The message is secure, but the messenger is not often so fortunate.

The Fifth Movement: The Eucharist

This week I've been wrestling through the idea of how we, as fallen and finite humans, are supposed to approach the infinite and Almighty God. Coming from the Protestant Evangelical stream, I hear a preponderance of admonitions into that relationship, but I find a significant shortage of instruction on how to get there. Remarkably, where instruction does exist, it seems to bear a disconcerting resemblance to the way I engage my next door neighbor: I talk with him (most days), he helps me out when I need it, and I return the favor at times. The relationship is pleasant enough, but if it is to be deep and meaningful, it's going to require me to push and work at it--and even then, I can only wait to see if he responds. 

It seems that being in relationship with the Almighty should be different than being in relationship with a guy that spends 50 hours a week in shift work, runs out of time to cut his grass, and forgets to put the trash out on the right day about once a month.

It seems that if Jesus came to give His life for our relationship with Him, that relationship shouldn't be primarily dependant on my effort, and His response probably doesn't remain a crap shoot.

So this line of thinking has led to a week long journey through the liturgy. The idea of liturgy gets a bad rap as "dry" and "boring," and many are repulsed by the idea of it. However, upon closer investigation, I'm finding it to be a well-trodden pathway into regular connection with God. Ancient monks constructed prayer labyrinths that physically and graphically depicted a process by which we enter the presence of God, and then intentionally move back out of the presence of God into the world. The liturgy is just such a tool.

The last several blog entries describe the ancient path, but in summary:

The Invitation reminds us that we are invited by God, and that we're not alone in our journey. We recognize we are on this journey with those from every time and place, together being invited by God into relationship with Him.

The Proclamation declares the foundational beliefs that undergird our faith.
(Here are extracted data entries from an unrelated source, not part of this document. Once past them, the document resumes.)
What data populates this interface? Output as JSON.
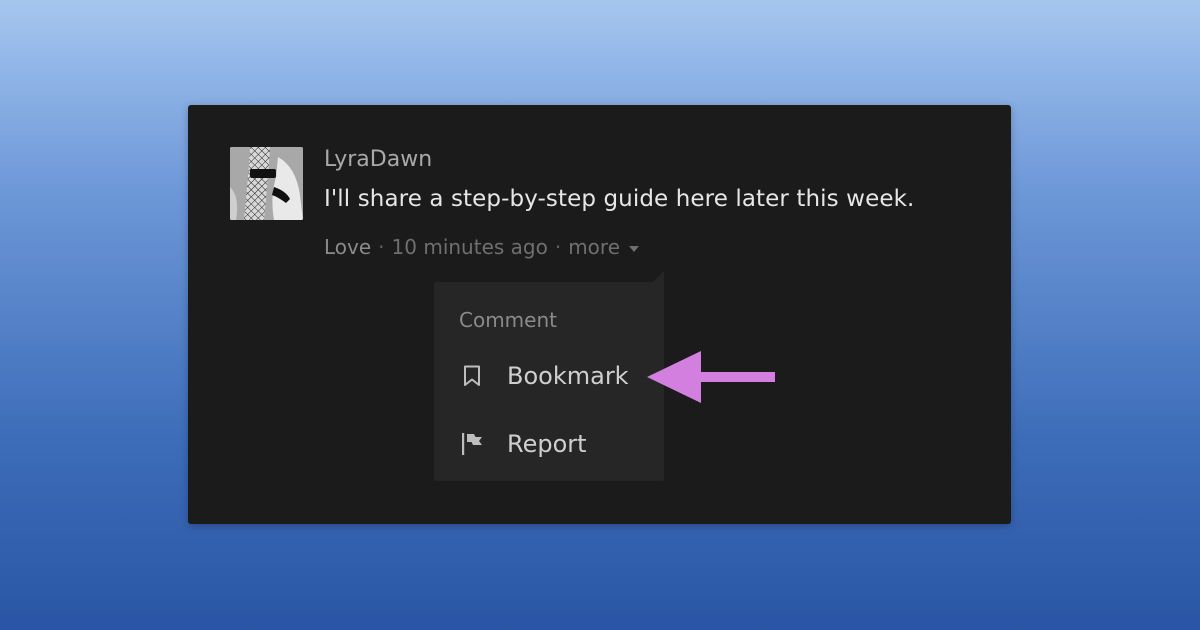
{
  "comment": {
    "username": "LyraDawn",
    "text": "I'll share a step-by-step guide here later this week.",
    "meta": {
      "love_label": "Love",
      "separator": "·",
      "timestamp": "10 minutes ago",
      "more_label": "more"
    }
  },
  "dropdown": {
    "header": "Comment",
    "items": [
      {
        "label": "Bookmark",
        "icon": "bookmark-icon"
      },
      {
        "label": "Report",
        "icon": "flag-icon"
      }
    ]
  },
  "colors": {
    "card_background": "#1b1b1b",
    "dropdown_background": "#262626",
    "arrow_annotation": "#d37fe0"
  }
}
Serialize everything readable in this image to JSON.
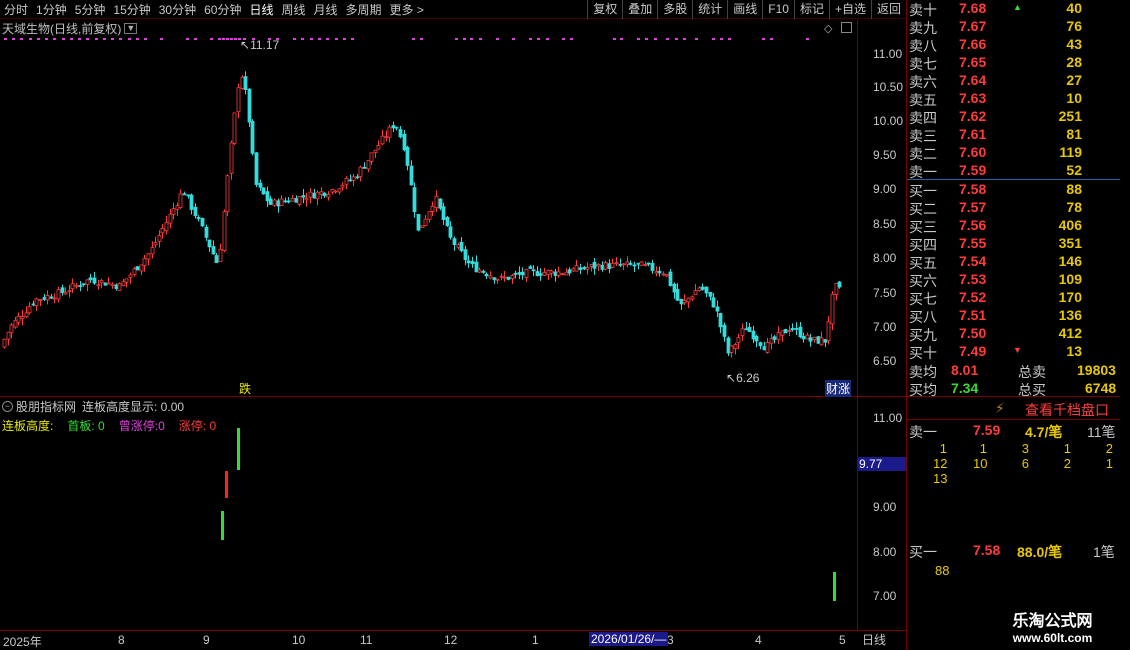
{
  "toolbar": {
    "period_tabs": [
      "分时",
      "1分钟",
      "5分钟",
      "15分钟",
      "30分钟",
      "60分钟",
      "日线",
      "周线",
      "月线",
      "多周期",
      "更多 >"
    ],
    "active_period": "日线",
    "buttons": [
      "复权",
      "叠加",
      "多股",
      "统计",
      "画线",
      "F10",
      "标记",
      "+自选",
      "返回"
    ]
  },
  "chart": {
    "title": "天域生物(日线,前复权)",
    "price_ticks": [
      "11.00",
      "10.50",
      "10.00",
      "9.50",
      "9.00",
      "8.50",
      "8.00",
      "7.50",
      "7.00",
      "6.50"
    ],
    "high_marker": "11.17",
    "low_marker": "6.26",
    "event_label_left": "跌",
    "event_label_right": "财涨",
    "colors": {
      "up": "#ff3b3b",
      "down": "#33dddd",
      "dots": "#e040e0"
    }
  },
  "indicator": {
    "name": "股朋指标网",
    "param": "连板高度显示: 0.00",
    "legend": [
      {
        "label": "连板高度:",
        "value": "",
        "color": "#e8e800"
      },
      {
        "label": "首板:",
        "value": "0",
        "color": "#33dd33"
      },
      {
        "label": "曾涨停:",
        "value": "0",
        "color": "#e040e0"
      },
      {
        "label": "涨停:",
        "value": "0",
        "color": "#ff3b3b"
      }
    ],
    "axis_ticks": [
      "11.00",
      "9.00",
      "8.00",
      "7.00"
    ],
    "cursor_value": "9.77"
  },
  "time_axis": {
    "labels": [
      "2025年",
      "8",
      "9",
      "10",
      "11",
      "12",
      "1",
      "3",
      "4",
      "5"
    ],
    "cursor_date": "2026/01/26/—",
    "period": "日线"
  },
  "order_book": {
    "asks": [
      {
        "label": "卖十",
        "price": "7.68",
        "vol": "40"
      },
      {
        "label": "卖九",
        "price": "7.67",
        "vol": "76"
      },
      {
        "label": "卖八",
        "price": "7.66",
        "vol": "43"
      },
      {
        "label": "卖七",
        "price": "7.65",
        "vol": "28"
      },
      {
        "label": "卖六",
        "price": "7.64",
        "vol": "27"
      },
      {
        "label": "卖五",
        "price": "7.63",
        "vol": "10"
      },
      {
        "label": "卖四",
        "price": "7.62",
        "vol": "251"
      },
      {
        "label": "卖三",
        "price": "7.61",
        "vol": "81"
      },
      {
        "label": "卖二",
        "price": "7.60",
        "vol": "119"
      },
      {
        "label": "卖一",
        "price": "7.59",
        "vol": "52"
      }
    ],
    "bids": [
      {
        "label": "买一",
        "price": "7.58",
        "vol": "88"
      },
      {
        "label": "买二",
        "price": "7.57",
        "vol": "78"
      },
      {
        "label": "买三",
        "price": "7.56",
        "vol": "406"
      },
      {
        "label": "买四",
        "price": "7.55",
        "vol": "351"
      },
      {
        "label": "买五",
        "price": "7.54",
        "vol": "146"
      },
      {
        "label": "买六",
        "price": "7.53",
        "vol": "109"
      },
      {
        "label": "买七",
        "price": "7.52",
        "vol": "170"
      },
      {
        "label": "买八",
        "price": "7.51",
        "vol": "136"
      },
      {
        "label": "买九",
        "price": "7.50",
        "vol": "412"
      },
      {
        "label": "买十",
        "price": "7.49",
        "vol": "13"
      }
    ]
  },
  "summary": {
    "sell_avg_label": "卖均",
    "sell_avg": "8.01",
    "total_sell_label": "总卖",
    "total_sell": "19803",
    "buy_avg_label": "买均",
    "buy_avg": "7.34",
    "total_buy_label": "总买",
    "total_buy": "6748"
  },
  "qianda": {
    "link": "查看千档盘口",
    "sell_label": "卖一",
    "sell_price": "7.59",
    "sell_per": "4.7/笔",
    "sell_count": "11笔",
    "sell_queue": [
      [
        "1",
        "1",
        "3",
        "1",
        "2"
      ],
      [
        "12",
        "10",
        "6",
        "2",
        "1"
      ],
      [
        "13"
      ]
    ],
    "buy_label": "买一",
    "buy_price": "7.58",
    "buy_per": "88.0/笔",
    "buy_count": "1笔",
    "buy_queue": [
      [
        "88"
      ]
    ]
  },
  "watermark": {
    "title": "乐淘公式网",
    "url": "www.60lt.com"
  }
}
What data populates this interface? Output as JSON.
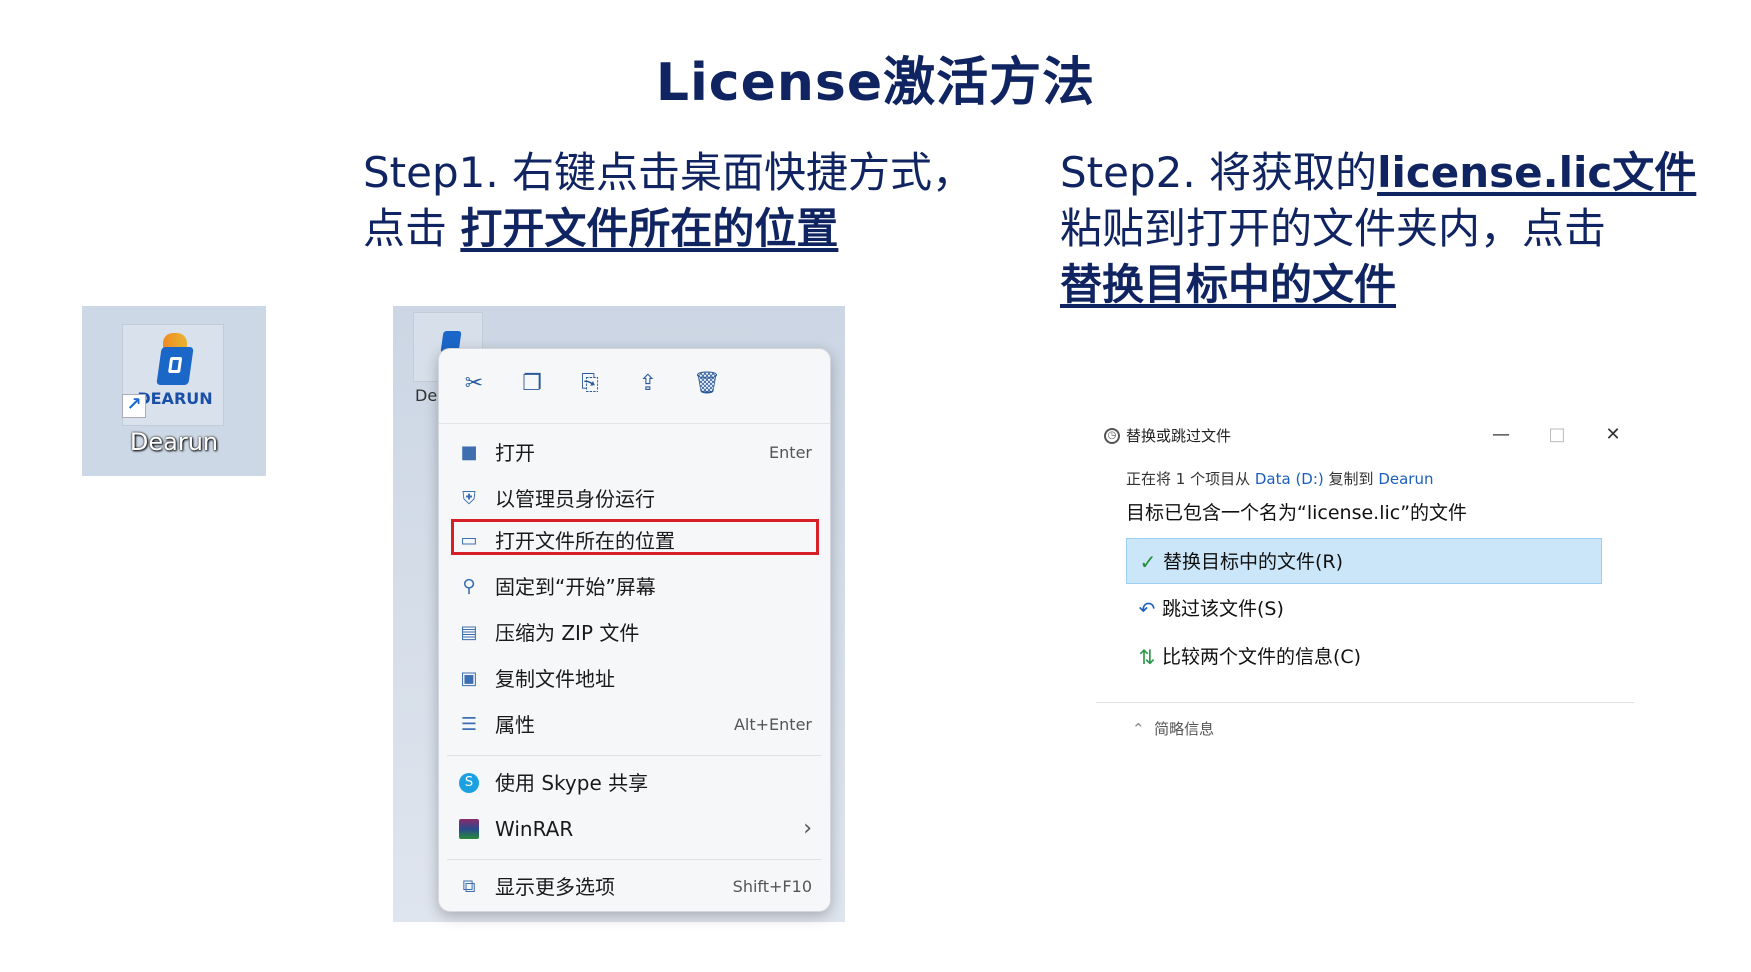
{
  "title": "License激活方法",
  "step1": {
    "prefix": "Step1. 右键点击桌面快捷方式，",
    "line2_prefix": "点击 ",
    "emphasis": "打开文件所在的位置"
  },
  "step2": {
    "prefix": "Step2. 将获取的",
    "emphasis1": "license.lic文件",
    "middle": "粘贴到打开的文件夹内，点击",
    "emphasis2": "替换目标中的文件"
  },
  "desktop_icon": {
    "logo_text": "DEARUN",
    "label": "Dearun",
    "shortcut_icon": "shortcut-arrow-icon"
  },
  "context_menu": {
    "mini_label": "De",
    "toolbar": [
      "cut-icon",
      "copy-icon",
      "rename-icon",
      "share-icon",
      "delete-icon"
    ],
    "items": [
      {
        "icon": "open-icon",
        "label": "打开",
        "shortcut": "Enter"
      },
      {
        "icon": "admin-shield-icon",
        "label": "以管理员身份运行",
        "shortcut": ""
      },
      {
        "icon": "folder-icon",
        "label": "打开文件所在的位置",
        "shortcut": "",
        "highlighted": true
      },
      {
        "icon": "pin-icon",
        "label": "固定到“开始”屏幕",
        "shortcut": ""
      },
      {
        "icon": "zip-icon",
        "label": "压缩为 ZIP 文件",
        "shortcut": ""
      },
      {
        "icon": "copy-path-icon",
        "label": "复制文件地址",
        "shortcut": ""
      },
      {
        "icon": "properties-icon",
        "label": "属性",
        "shortcut": "Alt+Enter"
      },
      {
        "icon": "skype-icon",
        "label": "使用 Skype 共享",
        "shortcut": ""
      },
      {
        "icon": "winrar-icon",
        "label": "WinRAR",
        "shortcut": "›"
      },
      {
        "icon": "more-options-icon",
        "label": "显示更多选项",
        "shortcut": "Shift+F10"
      }
    ],
    "highlight_color": "#d61f26"
  },
  "dialog": {
    "title": "替换或跳过文件",
    "copy_prefix": "正在将 1 个项目从 ",
    "source": "Data (D:)",
    "copy_middle": " 复制到 ",
    "destination": "Dearun",
    "message": "目标已包含一个名为“license.lic”的文件",
    "options": [
      {
        "icon": "checkmark-icon",
        "label": "替换目标中的文件(R)",
        "selected": true
      },
      {
        "icon": "skip-arrow-icon",
        "label": "跳过该文件(S)",
        "selected": false
      },
      {
        "icon": "compare-icon",
        "label": "比较两个文件的信息(C)",
        "selected": false
      }
    ],
    "footer": "简略信息",
    "accent_color": "#cce6f9"
  }
}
We declare who God is, who we are, and like a rope that leads us back to our home, the creeds won't allow us to wander so far from home that we get lost in the storm.

The Invocation acknowledges the reality of grace given to us in Jesus. His face has already been turned toward us in Christ, and by inviting His gaze, we recognize that the eternal God is somehow interested in the mundane details of our lives.

The Confession is an agreement with God about who we are and who He is. We don't confess our sin in the hope that we might be forgiven. Rather, we declare our shortcomings with the joyful foundation of knowing that we are already forgiven in Christ.

Which leads to the centerpeice of Christian worship, the Eucharist. This ancient "feast" of bread and wine contains a depth that cannot be plummed, meanings that cannot be exhausted, and an intimacy that cannot by described in words. In the ancient labyrinth, it's the center. It's the place where we can sit in the presence of God Himself, through Jesus, and truly rest.

The bread is the body, broken for our sins. The cup is the blood, spilled over our lives to cover our sin and shame. The sacrifice is the reality that Jesus, being in very nature God, was separated from God. The Father turned His face; the relationship was broken. This unthinkable action means for all those who will follow, we will never be separated. The pain has been endured, the suffering absorbed, the penalty paid. In the Eucharist, Jesus has come toward us and established deep and abiding relationship. The work is finished. The Eucharist celebrates that finished work, beckoning us deeper into the story.

The love feast has always been the centerpeice of Christian worship. It's not dependent upon a gifted worship leader or talented preacher. It's not dependent upon proper contextualization. It's not dependent upon mood lighting, lasers, smoke, or soft music. It's simple and elemental: Jesus' body broken, Jesus' blood shed, His life sacrificed. Given for me. For us. For all who, throughout history in every time and place, have placed there hope in Christ. And for all who will.

It's here, at the Eucharist, we can rest.